La lezione é quella che un anziano professore fa in casa a una giovane allieva: una lezione “privata”, come si dice solitamente. Ma non è una lezione solita, anche se all’inizio ne ha tutta l’aspetto.

Il problema dell ’insegnamento, com’èben noto a tutti, presenta tante difficoltà: basterebbe pensare a quelle del rapporto tra insegnante e allievo, o a quelle insite nella comunicazione della cultura. Ionesco le esaspera, le porta a gradi caricaturali di tensione; tra il professore e l’allieva, dopo i primi approcci normali, a poco a poco sorgono aspri contrasti. Nell’allieva, dalla candida e sprovveduta presunzione, vengono a galla incredibili lacune, strampalatissime storture (ma quant’è facile riconoscerne il fondo e le ragioni!); e nel professore complessi addirittura feroci. Tra i due si scatena una vera e propria battaglia, prima verbale, poi grottescamente sanguinosa; alla fine il professore infatti si armerà di un coltellaccio e ammazzerà l’allieva, come nei drammoni ottocenteschi, in un gesto che è di placamento, di espiazione, o forse di rito sacrificale, anche se pare soltanto il puro gesto di un folle.

 

EUGÈNE IONESCO

Eugène Ionesco (Slatina, 26 novembre 1909 – Parigi, 28 marzo 1994), è stato un drammaturgo e saggista rumeno naturalizzato francese.  Ha scritto molto per il teatro e spesso con grande successo, anche fuori dalla Francia; e tuttavia, paradossalmente, ha spesso asserito di non avere alcuna fiducia nel teatro, e la sua prima commedia, l’atto unico La cantatrice calva, fu da lui chiamata anticommedia, come a voler significare, fin dal titolo, una polemica e completa sfiducia in questo mezzo d’espressione e nelle sue strutture, che sono la parola e il discorso logico.

In effetti il suo “antiteatro” é tale fino a un certo punto e non é neppure una novità: basterebbe pensare ai “pezzi” che si son veduti del teatro futurista o semplicemente all’esperienza di Pirandello (ma qui il discorso si fa complesso e andrebbe allargato a tutte le avanguardie europee prima e dopo la prima guerra mondiale, vale a dire a tutte le correnti innovatrici che in quegli anni operarono in tutti i campi dell’arte frantumando decisamente gli schemi delle letterature e delle accademie ufficiali e tentando nuove strade per nuove forme di espressione).
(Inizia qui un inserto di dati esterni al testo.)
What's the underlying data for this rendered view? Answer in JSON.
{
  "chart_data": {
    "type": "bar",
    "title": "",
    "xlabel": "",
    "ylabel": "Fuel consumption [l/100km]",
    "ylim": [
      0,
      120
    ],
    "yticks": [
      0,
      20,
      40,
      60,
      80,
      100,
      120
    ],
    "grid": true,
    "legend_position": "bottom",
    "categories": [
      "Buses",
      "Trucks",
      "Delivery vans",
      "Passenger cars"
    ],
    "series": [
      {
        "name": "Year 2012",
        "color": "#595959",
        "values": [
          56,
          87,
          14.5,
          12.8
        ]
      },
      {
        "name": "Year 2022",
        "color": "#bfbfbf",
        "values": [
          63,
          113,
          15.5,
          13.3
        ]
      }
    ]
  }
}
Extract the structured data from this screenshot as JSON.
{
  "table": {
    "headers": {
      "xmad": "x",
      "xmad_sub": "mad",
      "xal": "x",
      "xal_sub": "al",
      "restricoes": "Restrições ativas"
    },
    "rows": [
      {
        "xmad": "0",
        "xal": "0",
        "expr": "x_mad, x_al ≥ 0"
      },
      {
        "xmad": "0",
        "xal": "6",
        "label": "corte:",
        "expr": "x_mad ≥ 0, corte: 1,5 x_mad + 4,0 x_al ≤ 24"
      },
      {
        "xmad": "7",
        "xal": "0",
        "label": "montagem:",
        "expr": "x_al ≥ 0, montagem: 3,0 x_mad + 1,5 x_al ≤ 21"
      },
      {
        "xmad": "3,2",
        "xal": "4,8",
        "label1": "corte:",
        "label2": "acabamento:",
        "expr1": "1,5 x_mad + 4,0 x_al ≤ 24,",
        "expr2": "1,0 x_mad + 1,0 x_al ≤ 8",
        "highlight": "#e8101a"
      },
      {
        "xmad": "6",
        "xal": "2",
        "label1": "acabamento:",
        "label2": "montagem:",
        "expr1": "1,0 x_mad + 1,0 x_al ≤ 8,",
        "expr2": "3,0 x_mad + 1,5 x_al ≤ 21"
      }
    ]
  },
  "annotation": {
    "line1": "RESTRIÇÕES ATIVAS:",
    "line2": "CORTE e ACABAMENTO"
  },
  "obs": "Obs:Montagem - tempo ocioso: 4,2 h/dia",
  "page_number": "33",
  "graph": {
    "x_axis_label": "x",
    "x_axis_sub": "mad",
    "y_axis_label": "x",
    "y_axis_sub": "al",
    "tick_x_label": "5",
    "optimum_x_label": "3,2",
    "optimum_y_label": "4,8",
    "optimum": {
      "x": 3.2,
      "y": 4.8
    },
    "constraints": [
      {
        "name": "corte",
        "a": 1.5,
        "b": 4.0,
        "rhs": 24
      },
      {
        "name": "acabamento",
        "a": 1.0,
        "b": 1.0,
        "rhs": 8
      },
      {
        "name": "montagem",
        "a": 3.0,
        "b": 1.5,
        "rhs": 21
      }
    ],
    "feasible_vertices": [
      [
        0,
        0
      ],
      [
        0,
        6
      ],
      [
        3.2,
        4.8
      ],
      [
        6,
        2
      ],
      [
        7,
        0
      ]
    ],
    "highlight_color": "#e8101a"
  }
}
È però anche vero che se il teatro di Ionesco non costituisce un’autentica novità, confluendo in esso numerosissime maniere già collaudate da altri, si presenta tuttavia con un suo timbro forse di corto respiro, ma inconfondibile, soprattutto nei primi atti unici, quello già citato (La cantatrice calva) e gli altri due che subito seguirono: La lezione e Le sedie, apparsi a Parigi trail 1950 e il 1951.

Quel timbro é caratterizzato da una comicità raggelata, tutta giocata sull’assurdo, come se sulla scena agissero dei robot dai congegni guasti, coi circuiti interni, per cosi dire, invertiti o a fili scoperti, per i più imprevedibili e strambi contatti. Sembrano, queste scene, non significar nulla, e ciononostante, resta sempre vivo il sospetto che tutto il pasticcio abbia un significato: mentre si ride di quei personaggi seri come tanti Buster Keaton (il famoso comico americano che non rideva mai), non é raro che ci si riconosca in essi o almeno si riconoscano in essi e nei loro comportamenti certi modi del nostro comportamento; anzi, si ride proprio per questo, perché in fondo, in quei buffi manichini ritroviamo le mille banalità del nostro vivere di ogni giorno, delle norme più usuali e intangibili del nostro rapporto con gli altri: le “leggi” non scritte che legano insieme la nostra società.